Capital80 asks for an enormous dormant account fee – $85 after just 30 days of not logging in to your account.

Most legitimate brokers also have such fees but they rarely come after just 30 days and are never this huge – a regular inactivity fee is between $5 and $15.


Such scams are rarely very elaborate so it is quite surprising that they manage to trick so many people. It seems that scam brokers are not going away any time soon so it would be good to know how to avoid them.
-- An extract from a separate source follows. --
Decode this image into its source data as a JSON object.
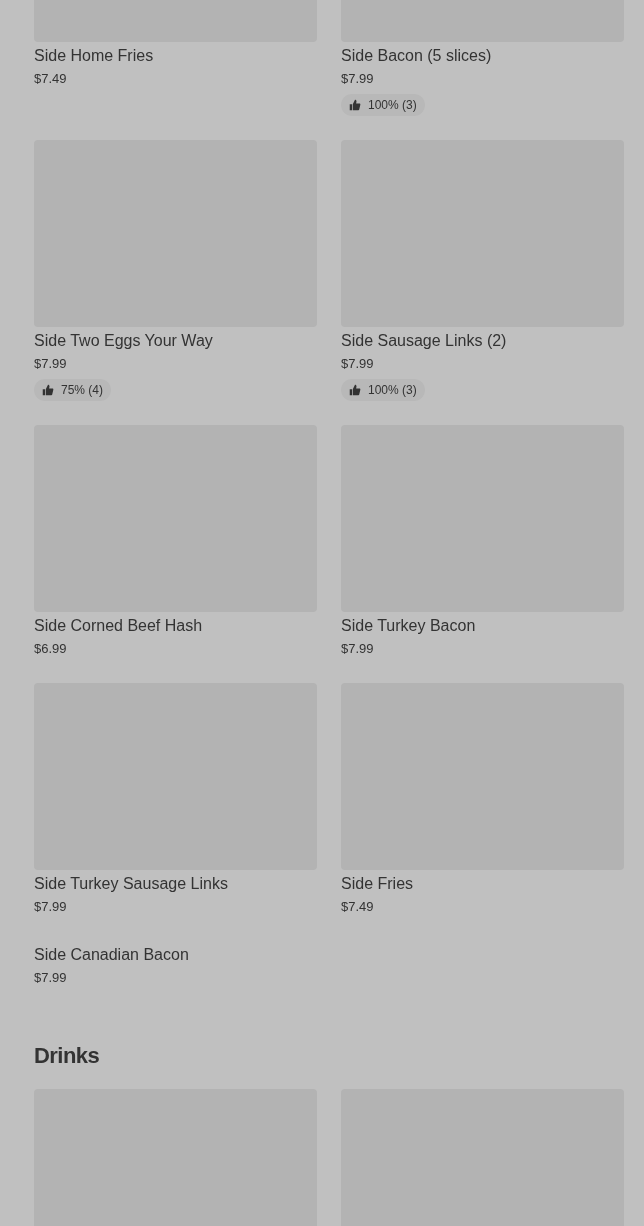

It all starts innocently enough – you see some impressive ad on the Internet promising to make you rich in a matter of months. And you would not have to do much – just invest a small amount of money with broker X. You are tempted so you provide the scammers with your email and phone numbers. After that, they won’t leave you alone before you deposit. Some scammers disappear right after you have transferred any sort of money but most of them are greedy – they will keep asking for more and more money. And you will be transferring because you will see that you are turning huge profits soon enough – it is very easy for scammers to manipulate platforms to make it look like you are doing great. Keep in mind that such people are well-versed in the arts of smooth-talking and convincing – they will charm you into transferring thousands before you know it.

But once you want to get access to all this money you have won, you will have trouble. The scammers will keep making up additional fees and clauses that prevent you from withdrawing – yet. At some point, they will just stop answering your calls and emails altogether.


Such stories rarely end well so prevention is key – always do your research, check registers of different regulators, and read Terms and Conditions carefully.

If you have already gotten scammed, there is still hope. Change any passwords you have provided the scammers with – that includes cases when you have given them remote access to your computer. Notify the responsible authorities and contact your bank or credit card provider to let them know you have been scammed. If you have used Visa or MasterCard to transfer money, you can try asking for a chargeback – this is possible within 540 days. Don’t trust any so-called “recovery agents” that offer to retrieve your money for a fee – this is just another type of scam and it would only lead to you losing more money.

Finally, sharing your story with others is important – this way, fewer people will fall into the same trap.